December 18, 2018

I Am Small

Written and illustrated by Qin Leng
Kids Can Press
40 pp.
Ages 3-7
October 2018 

Her name is Mimi but "I might as well be called Mini" because she is small. Of course it's all relative, as Mimi soon discovers, but still she knows that she is smaller than the rest of her family, even the dog, and her classmates and knows what a disadvantage she is at in the classroom and at the bakery, the butcher shop, the fish market and on the street.
When will I grow big enough to take up as much space in the world as everyone else?
From I Am Small by Qin Leng
But, it's all about perspective. Her friends and family recognize the advantages of being small: getting to sit in the front row of the class photo; staying well hidden during a game of hide-and-seek; and preferential placement when queuing up in the cafeteria.
From I Am Small by Qin Leng
But little Mimi only feels the frustration. That is, until she starts to see from a different point of view: snuggling inside her parents' bed, pretending the bathtub is her pool, and riding the dog as a knight's steed.  Then, when Mimi is introduced to her new baby brother, she realizes that he is "super small" now that she's a big sister.
From I Am Small by Qin Leng
Though most families wouldn't trade those moments when children are very small for anything, it is the way of the world for children and young people to want to be bigger and more grown up.  It's the grass-is-always-greener syndrome, which sadly even adults tend to adopt. Whether author/illustrator Qin Leng was, as a child, smaller than her peers or now that she's a mother she is anticipating the lament of most children who always feel small and insignificant, I don't know. But I do know that Qin Leng can portray that angst sweetly in words and illustration. With the airiness typical of her artwork, Qin Leng brings the reader down to Mimi's perspective, even when we're seeing it from above.

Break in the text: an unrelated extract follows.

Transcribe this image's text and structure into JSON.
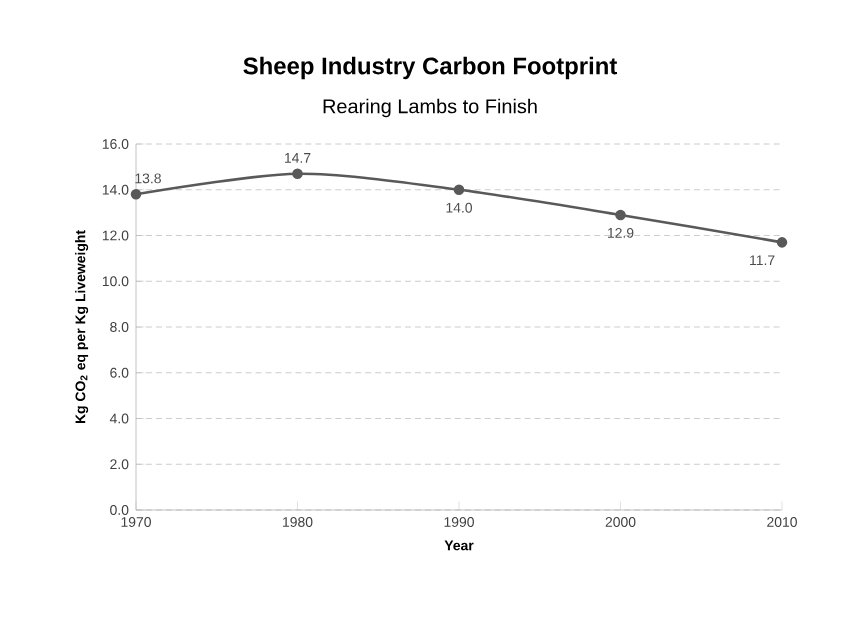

Maybe everyone around her thinks her smallness is not a big deal but, to Mimi, it definitely is. Minimizing her feelings would not be appropriate so Qin Leng finds the only way to show Mimi that she is more than just small of stature. She is big in heart and importance, especially to a new baby brother who will need to rely on his big sister to help him find his own place in the world.
A French-language edition Je suis petite (Comme des Géants, 2018) is also available.